In contrast, the 2020 ADA Standards of Medical Care in Diabetes include SGLT2 inhibitors and GLP-1 RAs as second-line therapy after metformin for patients with established CVD or at high CVD risk. For patients with indicators of high ASCVD risk, established chronic kidney disease, or HF, the guidelines suggest an SGLT2 inhibitor may be used as part of the glucose-lowering regimen independent of a1c and in consideration of patient-specific factors.
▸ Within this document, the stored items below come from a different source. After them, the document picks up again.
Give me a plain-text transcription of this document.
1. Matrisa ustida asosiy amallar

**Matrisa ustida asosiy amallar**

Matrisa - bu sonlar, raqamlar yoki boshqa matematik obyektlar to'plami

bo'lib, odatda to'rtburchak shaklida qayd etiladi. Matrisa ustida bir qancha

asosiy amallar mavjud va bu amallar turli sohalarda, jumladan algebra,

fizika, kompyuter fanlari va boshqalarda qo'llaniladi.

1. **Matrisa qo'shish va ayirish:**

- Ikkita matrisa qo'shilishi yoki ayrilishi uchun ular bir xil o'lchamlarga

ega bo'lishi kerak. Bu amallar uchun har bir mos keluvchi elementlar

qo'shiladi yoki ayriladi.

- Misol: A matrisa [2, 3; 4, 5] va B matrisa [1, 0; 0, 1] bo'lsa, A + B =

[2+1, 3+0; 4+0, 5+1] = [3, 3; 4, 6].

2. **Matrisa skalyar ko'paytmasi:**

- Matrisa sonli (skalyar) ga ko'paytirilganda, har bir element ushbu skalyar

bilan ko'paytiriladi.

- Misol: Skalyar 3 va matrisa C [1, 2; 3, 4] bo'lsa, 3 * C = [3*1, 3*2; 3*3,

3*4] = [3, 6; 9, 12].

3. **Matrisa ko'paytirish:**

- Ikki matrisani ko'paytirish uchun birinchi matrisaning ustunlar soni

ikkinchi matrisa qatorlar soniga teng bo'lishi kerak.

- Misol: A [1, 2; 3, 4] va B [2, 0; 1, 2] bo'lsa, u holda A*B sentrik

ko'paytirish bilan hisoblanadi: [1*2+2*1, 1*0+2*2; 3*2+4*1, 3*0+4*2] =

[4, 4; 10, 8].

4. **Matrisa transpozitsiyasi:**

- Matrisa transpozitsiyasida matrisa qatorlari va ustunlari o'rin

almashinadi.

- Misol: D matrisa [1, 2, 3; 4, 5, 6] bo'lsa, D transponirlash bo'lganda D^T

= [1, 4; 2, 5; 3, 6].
Most recently, the 2020 JACC Expert Consensus Decision Pathway on Novel Therapies for Cardiovascular Risk Reduction in Patients with T2D recommends initiating a patient-clinician discussion about the use of SGLT2 inhibitors for patients with T2D who have or who are at very high risk for clinical ASCVD, HF, and/or diabetic kidney disease. Additionally, these recommendations suggest an SGLT2 inhibitor for patients with T2D who are at high risk of developing HF, diabetic kidney disease, clinically evident ASCVD, or any combination of these conditions.
The current guidelines provide strong recommendations for the use of SGLT2 inhibitors for the reduction of incident HF among T2D. Realistically, the widespread use of these medications for primary prevention may not be cost-effective for every patient, however, with projections suggesting the prevalence of HF will increase to more than 8 million by 2030, the burden of heart failure could grow to nearly $70 billion.5
Despite the mountain of clinical evidence, expanding FDA indications, and societal guideline recommendations for their use, SGLT2 inhibitors prescribing rates remain low. While the side effects of use must be accompanied by risk-benefit discussion with patients, as well as consideration of treatment burden and individual patient preferences, these agents have provided an opportunity to reshape the way we treat diabetes and other comorbidities early on with a more target-focused approach.